Sharlet traces the roots of the Family to its founder (and Coe’s predecessor as its head), a Norwegian immigrant named Abram Vereide who arrived in the United States in 1905. Vereide ended up in the Pacific Northwest, where he built up a modestly successful evangelical ministry. Though he had rather instrumentalist ideas about the masses – seeing them, Sharlet writes, as “blocks to be arranged neatly” – he nevertheless sought to provide them charity in the traditional vein of the “Social Gospel” that applies Christian ethics to social problems.
But in the mid-’30s, Vereide watched in horror as boisterous labor battles exploded on the streets of San Francisco and Seattle. In Sharlet’s telling, Vereide was particularly haunted by the longshoremen’s leader, Harry Bridges, who combined the organizing of the Reds with the playful, anti-dogmatism of the Wobblies. Sharlet sees the two men as perfect foils, “utopians in the American vein… [who] both believed in power. [But] Bridges wanted to see it redistributed. Abram wanted to see it concentrated.”
Abram began doing so by holding prayer meetings with Seattle’s wealthiest industrialists, whose station in life was evidence to Abram that they were “top men,” chosen by God to rule. Out of one such meeting came the top men’s chosen mayoral candidate, Arthur Langlie, a flirter with fascism who ran on a platform of punishing vice, cutting taxes, slashing budgets and letting the free market take care of the rest. He managed to win, after the liberal-left vote split between two candidates. Sound familiar?
Sharlet traces the rest of the Family’s history from there, documenting its dalliances with ex-Nazi businessmen after WWII and its embrace of some of the worst dictators of the late 20th century.

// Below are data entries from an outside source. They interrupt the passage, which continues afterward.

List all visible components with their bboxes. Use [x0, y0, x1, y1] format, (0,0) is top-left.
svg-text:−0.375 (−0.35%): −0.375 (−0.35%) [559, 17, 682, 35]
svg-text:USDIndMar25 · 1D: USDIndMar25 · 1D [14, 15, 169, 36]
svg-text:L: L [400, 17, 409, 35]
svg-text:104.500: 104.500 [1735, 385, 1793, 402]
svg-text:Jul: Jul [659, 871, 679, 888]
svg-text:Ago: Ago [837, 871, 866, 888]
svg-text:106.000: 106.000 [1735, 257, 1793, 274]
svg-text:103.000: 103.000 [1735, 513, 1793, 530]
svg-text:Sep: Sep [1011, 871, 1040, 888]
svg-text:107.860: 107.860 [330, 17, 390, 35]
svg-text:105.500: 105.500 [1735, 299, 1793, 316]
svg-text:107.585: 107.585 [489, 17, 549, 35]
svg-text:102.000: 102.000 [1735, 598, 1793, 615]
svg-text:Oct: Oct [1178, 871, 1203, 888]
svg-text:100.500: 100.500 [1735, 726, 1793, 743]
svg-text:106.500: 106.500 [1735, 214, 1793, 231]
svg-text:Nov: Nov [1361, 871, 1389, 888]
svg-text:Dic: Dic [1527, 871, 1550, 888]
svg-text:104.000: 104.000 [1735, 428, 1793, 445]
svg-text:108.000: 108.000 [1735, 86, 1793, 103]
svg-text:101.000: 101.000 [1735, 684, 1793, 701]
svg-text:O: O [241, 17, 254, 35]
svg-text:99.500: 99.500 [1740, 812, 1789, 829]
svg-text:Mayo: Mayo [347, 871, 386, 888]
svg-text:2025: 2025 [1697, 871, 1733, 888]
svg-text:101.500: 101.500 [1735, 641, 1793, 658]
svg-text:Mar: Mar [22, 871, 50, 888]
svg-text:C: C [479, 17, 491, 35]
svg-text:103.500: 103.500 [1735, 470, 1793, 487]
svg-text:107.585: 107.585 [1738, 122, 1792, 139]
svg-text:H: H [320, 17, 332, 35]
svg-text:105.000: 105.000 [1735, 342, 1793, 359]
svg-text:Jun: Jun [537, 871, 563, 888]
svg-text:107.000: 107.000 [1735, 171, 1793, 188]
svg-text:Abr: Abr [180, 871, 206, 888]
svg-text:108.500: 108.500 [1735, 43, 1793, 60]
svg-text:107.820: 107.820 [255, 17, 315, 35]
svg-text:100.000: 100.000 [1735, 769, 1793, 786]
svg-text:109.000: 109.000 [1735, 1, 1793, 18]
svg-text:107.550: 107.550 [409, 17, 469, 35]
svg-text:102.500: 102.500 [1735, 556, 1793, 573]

The Family is an ambitious book – perhaps at times overly so – and an argumentative one, making persuasive cases about the longevity and appeal of U.S. fundamentalism and rendering shrewd analyses about its elite and populist branches.
But one of Sharlet’s arguments hasn’t received sufficient attention: his indictment of the Cold War liberal establishment for making common cause with these elite fundamentalists when doing so would serve its imperial foreign policy aims. Abroad, fighting the godless Communists with these “allies” left hundreds of thousands of civilians dead in Vietnam, Indonesia and throughout Central and South America. Meanwhile, the same allies at home slowly ate away at liberalism’s own pillars of secularism and economic fairness, eroding them to the point of collapse.
Which brings us back to Gore’s visit to the Senate. If Gore ever wonders why so many politicians seem so unreasonable when it comes to acknowledging and acting to stop global warming, perhaps he should take a closer look at his “friend” Doug Coe – and in the mirror, at himself.